Backend reliability was evaluated through unit and integration tests to ensure that room allocation, conflict detection, and database operations behaved as intended. Automated test scripts verified end-to-end workflows for event creation, modification, and cancellation across all agents. Integration results confirmed that the shared-thread orchestration functioned correctly, with all test cases passing consistently. However, coverage analysis revealed that approximately 60% of the codebase was tested, leaving some areas such as Azure service integration and error-handling paths outside automated validation. These trade-offs were deliberate, balancing test depth with project scope and the constraints of mocking live dependencies.

Azure AI Evaluation

While functional testing confirmed correctness, it did not capture the agents’ reasoning or language quality. To assess this, I used Azure AI Evaluation, which measures conversational performance across metrics such as relevance, coherence, fluency, and groundedness.

The results showed high scores in relevance (4.33) and groundedness (4.67), confirming the agents’ ability to generate accurate and context-aware responses. However, slightly lower fluency scores and weaker performance in multi-turn tasks revealed a retrieval–execution gap typical in task-oriented dialogue systems.

 

 

Azure AI Evaluation results chart.
Limitations and Insights

The evaluation also surfaced several key limitations:

  • Synthetic data: All tests were conducted with simulated datasets rather than live campus systems, limiting generalisability.

  • Scalability: A non-functional requirement in the form of horizontal scalability was not tested. The architecture supports scaling conceptually but requires validation under heavier load.

Despite these constraints, the testing process confirmed that the system was both technically reliable and linguistically robust, capable of autonomous coordination under normal conditions. The results provided a realistic picture of what worked well and what future iterations should focus on improving.

Impact and Future Work

This project demonstrates how conversational AI and multi-agent orchestration can streamline real operational processes. By combining Azure AI Agent Services with modular design principles, the system automates scheduling, communication, and maintenance while keeping the user experience simple and intuitive.

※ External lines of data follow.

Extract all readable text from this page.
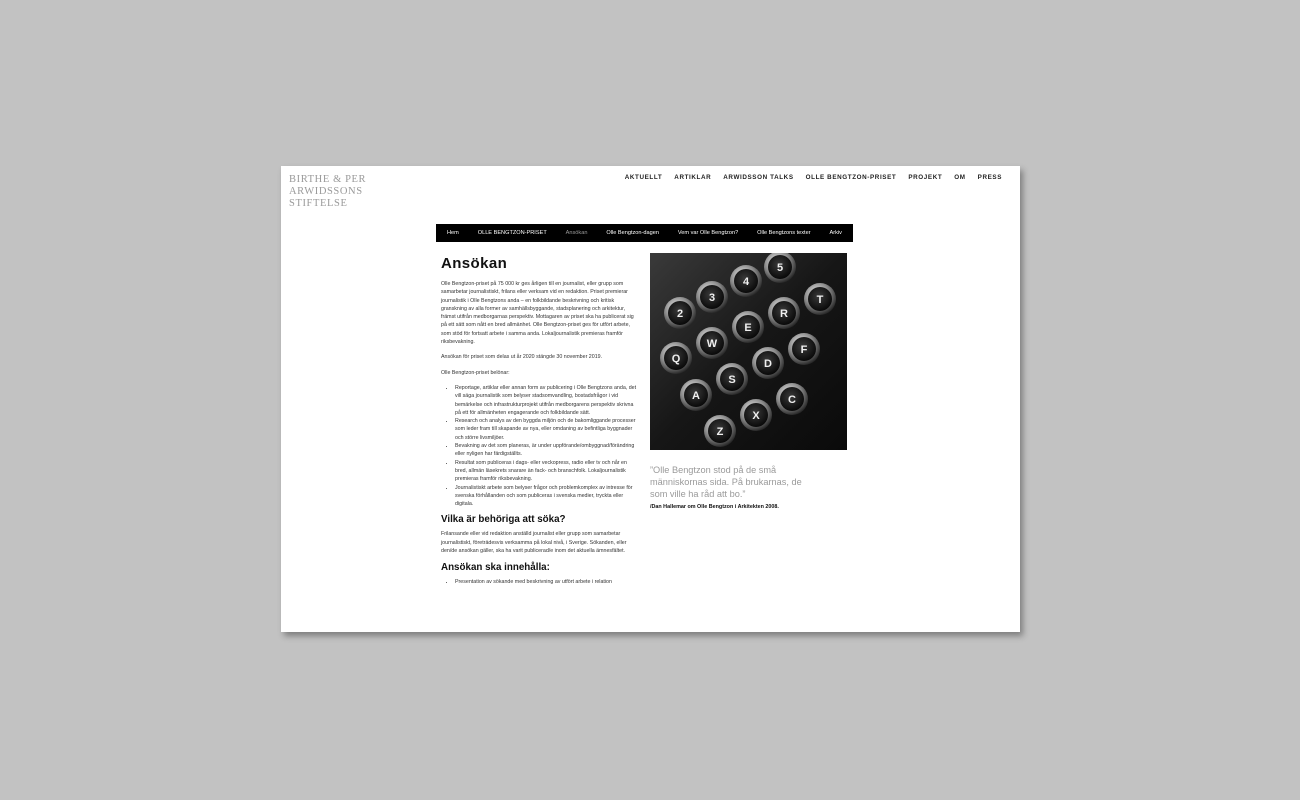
BIRTHE & PER
ARWIDSSONS
STIFTELSE
AKTUELLT ARTIKLAR ARWIDSSON TALKS OLLE BENGTZON-PRISET PROJEKT OM PRESS
Hem	OLLE BENGTZON-PRISET	Ansökan	Olle Bengtzon-dagen	Vem var Olle Bengtzon?	Olle Bengtzons texter	Arkiv
Ansökan

Olle Bengtzon-priset på 75 000 kr ges årligen till en journalist, eller grupp som samarbetar journalistiskt, frilans eller verksam vid en redaktion. Priset premierar journalistik i Olle Bengtzons anda – en folkbildande beskrivning och kritisk granskning av alla former av samhällsbyggande, stadsplanering och arkitektur, främst utifrån medborgarnas perspektiv. Mottagaren av priset ska ha publicerat sig på ett sätt som nått en bred allmänhet. Olle Bengtzon-priset ges för utfört arbete, som stöd för fortsatt arbete i samma anda. Lokaljournalistik premieras framför riksbevakning.

Ansökan för priset som delas ut år 2020 stängde 30 november 2019.

Olle Bengtzon-priset belönar:

• Reportage, artiklar eller annan form av publicering i Olle Bengtzons anda, det vill säga journalistik som belyser stadsomvandling, bostadsfrågor i vid bemärkelse och infrastrukturprojekt utifrån medborgarens perspektiv skrivna på ett för allmänheten engagerande och folkbildande sätt.
• Research och analys av den byggda miljön och de bakomliggande processer som leder fram till skapande av nya, eller omdaning av befintliga byggnader och större livsmiljöer.
• Bevakning av det som planeras, är under uppförande/ombyggnad/förändring eller nyligen har färdigställts.
• Resultat som publiceras i dags- eller veckopress, radio eller tv och når en bred, allmän läsekrets snarare än fack- och branschfolk. Lokaljournalistik premieras framför riksbevakning.
• Journalistiskt arbete som belyser frågor och problemkomplex av intresse för svenska förhållanden och som publiceras i svenska medier, tryckta eller digitala.
Vilka är behöriga att söka?

Frilansande eller vid redaktion anställd journalist eller grupp som samarbetar journalistiskt, företrädesvis verksamma på lokal nivå, i Sverige. Sökanden, eller den/de ansökan gäller, ska ha varit publicerad/e inom det aktuella ämnesfältet.

Ansökan ska innehålla:
• Presentation av sökande med beskrivning av utfört arbete i relation
Q
W
E
R
T
A
S
D
F
Z
X
C
2
3
4
5
”Olle Bengtzon stod på de små människornas sida. På brukarnas, de som ville ha råd att bo.”

/Dan Hallemar om Olle Bengtzon i Arkitekten 2008.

The architecture also establishes a foundation for future extensions:

  • Predictive maintenance to anticipate venue faults before they occur.

  • Microsoft Teams integration for seamless in-chat scheduling.

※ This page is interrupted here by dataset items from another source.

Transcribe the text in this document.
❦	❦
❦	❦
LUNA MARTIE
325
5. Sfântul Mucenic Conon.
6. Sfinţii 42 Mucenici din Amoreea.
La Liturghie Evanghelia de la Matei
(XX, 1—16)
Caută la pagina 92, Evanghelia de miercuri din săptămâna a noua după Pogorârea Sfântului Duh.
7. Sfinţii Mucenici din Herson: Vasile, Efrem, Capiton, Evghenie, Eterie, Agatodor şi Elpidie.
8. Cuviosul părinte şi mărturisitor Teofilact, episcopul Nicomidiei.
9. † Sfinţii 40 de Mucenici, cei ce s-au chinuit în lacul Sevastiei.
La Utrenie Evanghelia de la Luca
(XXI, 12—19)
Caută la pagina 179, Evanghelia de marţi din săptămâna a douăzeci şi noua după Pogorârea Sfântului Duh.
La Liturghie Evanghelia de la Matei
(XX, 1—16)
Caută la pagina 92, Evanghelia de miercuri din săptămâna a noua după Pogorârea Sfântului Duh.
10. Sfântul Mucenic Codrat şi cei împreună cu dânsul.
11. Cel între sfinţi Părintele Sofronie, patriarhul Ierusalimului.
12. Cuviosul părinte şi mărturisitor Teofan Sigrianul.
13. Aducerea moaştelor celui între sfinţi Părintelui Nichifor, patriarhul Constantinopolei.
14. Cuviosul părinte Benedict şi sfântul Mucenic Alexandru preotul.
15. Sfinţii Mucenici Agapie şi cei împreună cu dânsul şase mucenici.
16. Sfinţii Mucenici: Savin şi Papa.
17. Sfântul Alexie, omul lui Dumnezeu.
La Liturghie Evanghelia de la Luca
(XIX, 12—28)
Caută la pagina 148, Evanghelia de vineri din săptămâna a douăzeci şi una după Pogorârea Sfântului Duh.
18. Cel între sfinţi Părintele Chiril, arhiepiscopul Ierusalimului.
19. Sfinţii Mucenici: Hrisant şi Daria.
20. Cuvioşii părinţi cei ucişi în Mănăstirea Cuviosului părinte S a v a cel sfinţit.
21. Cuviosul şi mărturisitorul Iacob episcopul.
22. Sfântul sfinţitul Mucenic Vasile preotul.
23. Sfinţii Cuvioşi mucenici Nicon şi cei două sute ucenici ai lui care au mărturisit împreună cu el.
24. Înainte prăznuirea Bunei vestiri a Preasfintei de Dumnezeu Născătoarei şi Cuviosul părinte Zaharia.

  • Scalability testing and real-user trials to validate performance at institutional scale.

Beyond its technical results, the project underscores the potential of multi-agent systems in real-world coordination tasks. It illustrates how modularity, transparency, and intelligent orchestration can make everyday workflows more efficient and human-centred.

Acknowledgements

What began with a simple Microsoft tutorial evolved into a working prototype that reimagines how campuses could manage their daily operations through conversation and collaboration. This was both a challenging and rewarding journey, and I am deeply grateful to Professor Graham Roberts (UCL) and Professor Lee Stott (Microsoft) for their guidance, feedback, and support throughout the project.